Le komsorg dans l’équipe est un sportif qui organise l’éducation politique et qui participe à cette éducation directement par des leçons sur la doctrine marxiste-léniniste, sur la situation nationale ou internationale ou, indirectement, par des actions particulières (diffusion de films, réalisation de journaux muraux), afin de permettre le développement des initiatives des sportsmen, la responsabilisation par rapport à leurs résultats et l’amélioration de la discipline.

Contrôler, discipliner et souder le collectif

Au-delà de ce rôle d’éducateur politique dans les équipes nationales, le komsorg participe activement à la moralisation de la conduite des équipes nationales de l’intérieur.
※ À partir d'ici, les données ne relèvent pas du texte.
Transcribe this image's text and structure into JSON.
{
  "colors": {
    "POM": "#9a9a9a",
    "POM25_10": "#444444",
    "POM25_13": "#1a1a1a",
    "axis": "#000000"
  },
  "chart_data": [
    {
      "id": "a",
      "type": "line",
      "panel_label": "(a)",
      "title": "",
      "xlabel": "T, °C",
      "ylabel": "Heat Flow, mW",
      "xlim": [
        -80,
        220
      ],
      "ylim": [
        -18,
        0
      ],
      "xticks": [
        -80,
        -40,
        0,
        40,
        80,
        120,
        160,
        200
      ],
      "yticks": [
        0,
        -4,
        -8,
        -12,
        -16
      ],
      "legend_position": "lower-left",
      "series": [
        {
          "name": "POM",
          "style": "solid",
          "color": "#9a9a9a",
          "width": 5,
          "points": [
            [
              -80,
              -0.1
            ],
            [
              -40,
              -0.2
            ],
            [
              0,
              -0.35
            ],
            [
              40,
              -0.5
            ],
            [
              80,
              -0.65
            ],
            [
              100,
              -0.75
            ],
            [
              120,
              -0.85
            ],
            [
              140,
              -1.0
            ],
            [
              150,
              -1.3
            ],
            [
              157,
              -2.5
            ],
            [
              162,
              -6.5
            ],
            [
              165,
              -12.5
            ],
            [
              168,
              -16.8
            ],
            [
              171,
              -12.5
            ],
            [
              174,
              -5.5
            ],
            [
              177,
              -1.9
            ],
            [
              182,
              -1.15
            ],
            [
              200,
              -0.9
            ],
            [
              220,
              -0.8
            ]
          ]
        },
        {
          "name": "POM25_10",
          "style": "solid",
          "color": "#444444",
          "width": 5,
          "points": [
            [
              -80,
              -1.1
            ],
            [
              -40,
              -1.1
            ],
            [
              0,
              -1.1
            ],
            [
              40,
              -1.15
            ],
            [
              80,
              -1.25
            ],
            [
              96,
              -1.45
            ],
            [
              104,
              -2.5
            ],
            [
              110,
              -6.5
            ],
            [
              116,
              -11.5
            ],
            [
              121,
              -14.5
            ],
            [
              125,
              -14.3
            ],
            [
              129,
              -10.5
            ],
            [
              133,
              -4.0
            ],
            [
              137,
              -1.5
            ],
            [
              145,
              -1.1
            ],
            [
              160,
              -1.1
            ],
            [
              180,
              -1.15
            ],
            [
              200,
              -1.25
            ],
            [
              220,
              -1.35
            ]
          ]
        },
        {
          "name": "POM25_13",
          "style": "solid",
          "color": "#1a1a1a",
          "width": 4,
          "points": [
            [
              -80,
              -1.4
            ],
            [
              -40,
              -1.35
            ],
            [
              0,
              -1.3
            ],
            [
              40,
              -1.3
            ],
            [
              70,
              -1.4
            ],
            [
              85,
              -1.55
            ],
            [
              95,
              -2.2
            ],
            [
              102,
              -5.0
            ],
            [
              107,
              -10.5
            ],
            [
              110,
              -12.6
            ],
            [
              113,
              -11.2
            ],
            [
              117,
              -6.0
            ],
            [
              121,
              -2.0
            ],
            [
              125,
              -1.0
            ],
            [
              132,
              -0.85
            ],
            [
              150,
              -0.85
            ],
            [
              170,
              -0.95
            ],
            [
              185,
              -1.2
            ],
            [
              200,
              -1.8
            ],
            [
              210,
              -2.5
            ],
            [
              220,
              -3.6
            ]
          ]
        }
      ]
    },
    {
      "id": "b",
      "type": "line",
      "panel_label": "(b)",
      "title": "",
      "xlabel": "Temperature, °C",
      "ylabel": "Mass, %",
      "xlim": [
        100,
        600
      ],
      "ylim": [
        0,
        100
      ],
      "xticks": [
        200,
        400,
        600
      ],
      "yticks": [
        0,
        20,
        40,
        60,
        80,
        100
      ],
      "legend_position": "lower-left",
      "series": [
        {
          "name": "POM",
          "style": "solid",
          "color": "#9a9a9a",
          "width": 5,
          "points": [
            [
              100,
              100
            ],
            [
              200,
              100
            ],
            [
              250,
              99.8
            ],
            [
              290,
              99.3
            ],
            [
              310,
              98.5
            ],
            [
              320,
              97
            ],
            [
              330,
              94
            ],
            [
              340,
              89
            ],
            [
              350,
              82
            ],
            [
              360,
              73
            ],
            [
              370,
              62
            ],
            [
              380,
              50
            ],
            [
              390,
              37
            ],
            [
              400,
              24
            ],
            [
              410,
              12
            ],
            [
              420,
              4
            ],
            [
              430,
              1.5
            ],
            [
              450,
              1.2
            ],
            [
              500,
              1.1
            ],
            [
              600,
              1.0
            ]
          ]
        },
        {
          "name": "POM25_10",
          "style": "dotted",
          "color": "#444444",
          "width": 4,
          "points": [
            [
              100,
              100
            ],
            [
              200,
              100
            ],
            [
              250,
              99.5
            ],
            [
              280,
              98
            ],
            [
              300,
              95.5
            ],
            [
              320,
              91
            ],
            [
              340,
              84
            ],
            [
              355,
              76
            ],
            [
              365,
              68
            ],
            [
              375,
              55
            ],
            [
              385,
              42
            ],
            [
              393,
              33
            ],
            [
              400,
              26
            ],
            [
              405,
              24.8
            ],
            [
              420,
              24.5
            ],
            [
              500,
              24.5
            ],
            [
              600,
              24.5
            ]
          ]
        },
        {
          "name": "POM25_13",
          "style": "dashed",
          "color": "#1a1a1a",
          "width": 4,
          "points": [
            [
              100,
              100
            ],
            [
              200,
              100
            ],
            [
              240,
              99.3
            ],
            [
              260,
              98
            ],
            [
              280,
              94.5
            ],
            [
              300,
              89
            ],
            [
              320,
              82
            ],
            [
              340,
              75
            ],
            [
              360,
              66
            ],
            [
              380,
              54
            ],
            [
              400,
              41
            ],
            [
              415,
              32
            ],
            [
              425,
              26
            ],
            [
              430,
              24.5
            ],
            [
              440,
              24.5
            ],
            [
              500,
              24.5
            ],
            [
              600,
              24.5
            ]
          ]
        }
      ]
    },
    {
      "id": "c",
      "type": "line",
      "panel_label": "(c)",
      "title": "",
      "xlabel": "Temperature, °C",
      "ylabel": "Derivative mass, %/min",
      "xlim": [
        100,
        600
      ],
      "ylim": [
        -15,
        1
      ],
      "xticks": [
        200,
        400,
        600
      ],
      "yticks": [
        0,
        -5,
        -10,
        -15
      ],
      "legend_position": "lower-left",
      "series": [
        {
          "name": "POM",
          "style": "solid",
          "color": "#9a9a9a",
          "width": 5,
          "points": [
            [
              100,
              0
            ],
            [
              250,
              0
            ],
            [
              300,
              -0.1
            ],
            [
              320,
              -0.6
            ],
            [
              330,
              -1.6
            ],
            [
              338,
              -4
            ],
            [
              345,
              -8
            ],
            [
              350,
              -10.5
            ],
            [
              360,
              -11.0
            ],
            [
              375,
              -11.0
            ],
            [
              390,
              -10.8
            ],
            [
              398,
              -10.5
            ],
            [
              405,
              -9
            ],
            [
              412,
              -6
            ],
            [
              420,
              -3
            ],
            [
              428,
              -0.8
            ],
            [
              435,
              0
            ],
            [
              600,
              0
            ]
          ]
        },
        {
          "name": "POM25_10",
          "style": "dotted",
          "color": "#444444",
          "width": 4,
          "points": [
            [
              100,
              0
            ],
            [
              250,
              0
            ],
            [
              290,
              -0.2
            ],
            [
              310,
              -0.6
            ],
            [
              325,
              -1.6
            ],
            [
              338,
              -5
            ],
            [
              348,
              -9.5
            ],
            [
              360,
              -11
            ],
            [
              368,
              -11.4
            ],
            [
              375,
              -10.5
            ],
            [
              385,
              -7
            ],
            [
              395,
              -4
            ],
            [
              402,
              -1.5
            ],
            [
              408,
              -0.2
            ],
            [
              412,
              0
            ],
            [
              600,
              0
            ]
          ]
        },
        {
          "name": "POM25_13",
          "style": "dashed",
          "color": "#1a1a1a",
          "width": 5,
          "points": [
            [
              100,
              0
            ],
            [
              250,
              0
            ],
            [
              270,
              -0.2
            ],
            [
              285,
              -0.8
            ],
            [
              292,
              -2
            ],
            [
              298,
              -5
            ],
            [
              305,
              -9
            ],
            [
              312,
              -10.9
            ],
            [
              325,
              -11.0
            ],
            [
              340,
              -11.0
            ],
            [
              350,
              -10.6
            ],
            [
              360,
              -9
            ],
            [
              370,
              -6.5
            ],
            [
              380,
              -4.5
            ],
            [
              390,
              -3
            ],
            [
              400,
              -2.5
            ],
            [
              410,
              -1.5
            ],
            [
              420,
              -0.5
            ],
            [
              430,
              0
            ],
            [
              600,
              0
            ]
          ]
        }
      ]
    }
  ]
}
En mars 1967, les komsorgs sont convoqués pour un séminaire avec les représentants du comité central du VLKSM et du Comité central des organisations et des sociétés sportives soviétiques ainsi qu’avec les entraîneurs [63] . Quels sont les thèmes abordés lors de cette réunion ? Principalement, les transgressions des sportifs, les comportements qui nuisent à l’image du sport soviétique et la nécessité de lutter contre ces multiples déviances. Les komsorgs se font le relais de ces conclusions et doivent eux-mêmes jouer un rôle actif dans la discipline de leurs équipes. Ce point est particulièrement mis en valeur dans une conférence du rédacteur du journal Sovetskij sport N. K. Kiselev [64] , prononcée le 31 mai 1972. Reprenant l’exemple d’un plongeur impliqué dans une affaire de transfert de devises et de spéculation lors des Jeux de Mexico, il conclut que le rôle des komsorgs est d’éviter ce genre de problèmes et de préparer les futurs membres de l’équipe à adopter un comportement irréprochable. La lutte pour la discipline des comportements passe par une apparente intransigeance vis-à-vis des dérives qui doit aboutir à la discussion publique des problèmes de comportement avec les membres de l’équipe lors de la réunion des membres du komsomol de l’équipe [65] . Le champ d’action des komsorgs dépasse le seul moment des regroupements sportifs. Ils doivent aider les champions à améliorer leur comportement non seulement dans le stade ou sur le terrain mais également dans leur vie quotidienne, que ce soit sur leur lieu d’étude ou de travail [66] .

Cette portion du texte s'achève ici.